Far Beyond Driven went #1 in 1994, knocking Ace of Base out of the top spot. Slipknot is arguably more listenable than that, if you consider it from a danceable rhythms instead of a catchy riff perspective.
I watched this episode and I thought the slip nuts skit was amazing and the fact that they allowed them to come out and perform before they're set was even better in front of probably 5,000 people
People = Shit has an intro like "let's take it from the top but THIS time we'll scream - nah, keep it rolling we'll go again but try the kazoo". It's 5 or 6 intros and it's great
How dare you speak ill of the masterpiece that is Left Behind. After the first album the bangers did get less consistent and there's been less and less of them on each subsequent album, but I still think the few songs that do go hard are every bit as awesome as those on their first album. Psychosocial, Duality, Before I Forget, and yes Left Behind are all solid 10s if you're into the heavy stuff. Top tier Audio Viagra. Also FWIW I love you. Not quite romantically, but I'd be lying to us both if I said it wasn't a little more than a platonic thing.
The reason slipknot got so big? Joey F⭐cking Jorgensen!!!, and they wasn't whining about depressing crap, making everyone else depressed. And they kicked everyone's ass at ozzfest, multiple years!
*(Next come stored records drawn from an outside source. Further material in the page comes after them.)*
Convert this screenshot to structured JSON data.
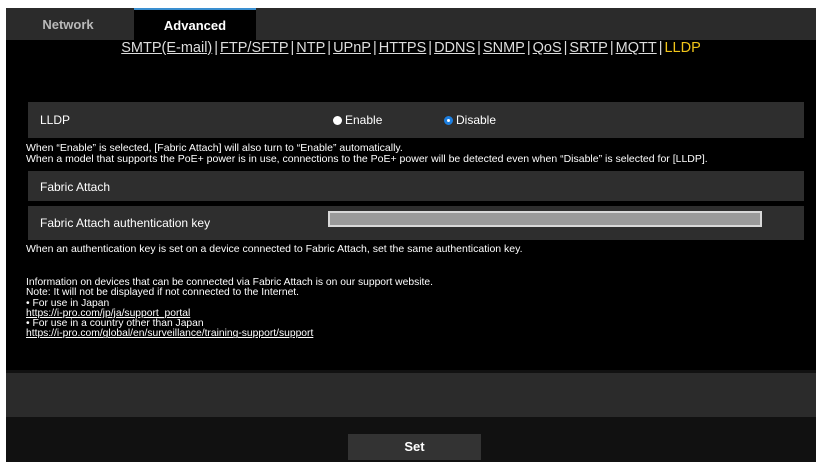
{
  "tabs": [
    {
      "label": "Network",
      "active": false
    },
    {
      "label": "Advanced",
      "active": true
    }
  ],
  "subnav": {
    "links": [
      "SMTP(E-mail)",
      "FTP/SFTP",
      "NTP",
      "UPnP",
      "HTTPS",
      "DDNS",
      "SNMP",
      "QoS",
      "SRTP",
      "MQTT"
    ],
    "separator": "|",
    "current": "LLDP"
  },
  "lldp": {
    "label": "LLDP",
    "options": [
      "Enable",
      "Disable"
    ],
    "selected": "Disable"
  },
  "notes": {
    "line1": "When “Enable” is selected, [Fabric Attach] will also turn to “Enable” automatically.",
    "line2": "When a model that supports the PoE+ power is in use, connections to the PoE+ power will be detected even when “Disable” is selected for [LLDP]."
  },
  "fabric_attach": {
    "header": "Fabric Attach",
    "key_label": "Fabric Attach authentication key",
    "key_value": "",
    "key_note": "When an authentication key is set on a device connected to Fabric Attach, set the same authentication key."
  },
  "info": {
    "line1": "Information on devices that can be connected via Fabric Attach is on our support website.",
    "line2": "Note: It will not be displayed if not connected to the Internet.",
    "japan_label": "• For use in Japan",
    "japan_url": "https://i-pro.com/jp/ja/support_portal",
    "other_label": "• For use in a country other than Japan",
    "other_url": "https://i-pro.com/global/en/surveillance/training-support/support"
  },
  "set_label": "Set",
  "colors": {
    "background": "#000000",
    "tabbar": "#2b2b2b",
    "panel": "#2e2e2e",
    "active_link": "#f0c419",
    "radio_selected": "#1d7fe0"
  }
}
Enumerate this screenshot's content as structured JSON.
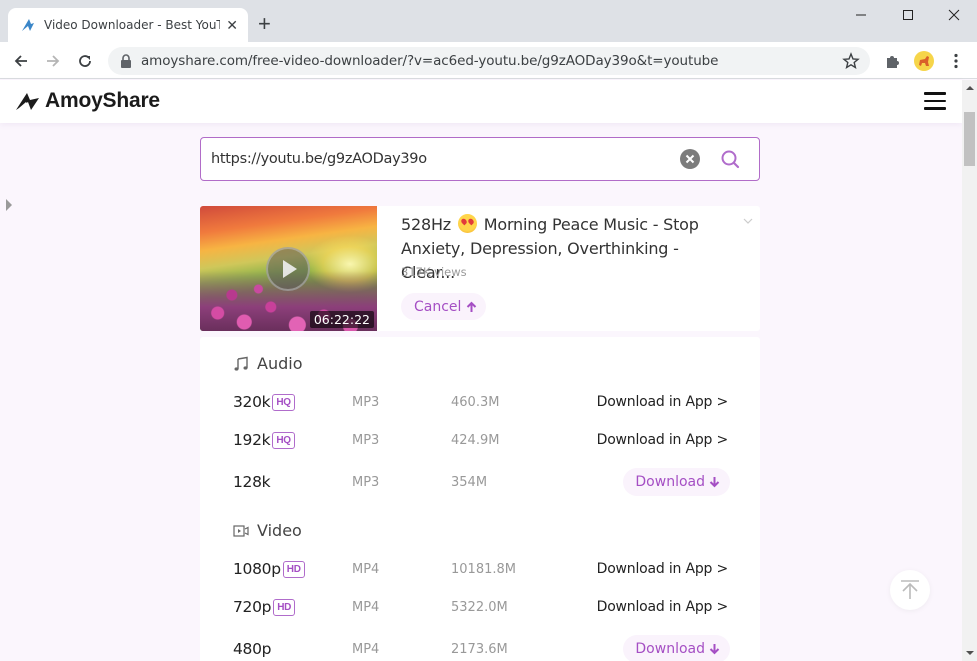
{
  "browser": {
    "tab_title": "Video Downloader - Best YouTube",
    "url": "amoyshare.com/free-video-downloader/?v=ac6ed-youtu.be/g9zAODay39o&t=youtube"
  },
  "site": {
    "brand": "AmoyShare"
  },
  "search": {
    "value": "https://youtu.be/g9zAODay39o"
  },
  "video": {
    "title_prefix": "528Hz",
    "title_rest": "Morning Peace Music - Stop Anxiety, Depression, Overthinking - Clear...",
    "views": "317K views",
    "duration": "06:22:22",
    "cancel_label": "Cancel",
    "cancel_arrow": "🡑"
  },
  "formats": {
    "audio": {
      "label": "Audio",
      "rows": [
        {
          "quality": "320k",
          "badge": "HQ",
          "format": "MP3",
          "size": "460.3M",
          "action": "Download in App >"
        },
        {
          "quality": "192k",
          "badge": "HQ",
          "format": "MP3",
          "size": "424.9M",
          "action": "Download in App >"
        },
        {
          "quality": "128k",
          "badge": "",
          "format": "MP3",
          "size": "354M",
          "action": "Download"
        }
      ]
    },
    "video": {
      "label": "Video",
      "rows": [
        {
          "quality": "1080p",
          "badge": "HD",
          "format": "MP4",
          "size": "10181.8M",
          "action": "Download in App >"
        },
        {
          "quality": "720p",
          "badge": "HD",
          "format": "MP4",
          "size": "5322.0M",
          "action": "Download in App >"
        },
        {
          "quality": "480p",
          "badge": "",
          "format": "MP4",
          "size": "2173.6M",
          "action": "Download"
        }
      ]
    }
  },
  "colors": {
    "accent": "#a54fc4",
    "page_bg": "#fbf6fd"
  }
}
Not sure why, but all the cool kids defending Slipknot and saying if you don't like them you're an elitist is getting really played out. They're trying SO hard to not be gatekeeping (like they all probably were back in the day) that they're becoming what they criticize. Slipknot just isn't for me, they come off as super forced and angry just for angers sake, and even though the music is usually cool, it is super affected and just takes me out of it. Guess Gwarsenio would call me a try-hard or something, but who's the one painting their face and making jokes that scream "Won't you please like me????"
This album pushed me away from metal/hardcore and sent me right back to loving punk. There was 1-2 songs I liked but I went back to Rancid/Nofx n did not regret it.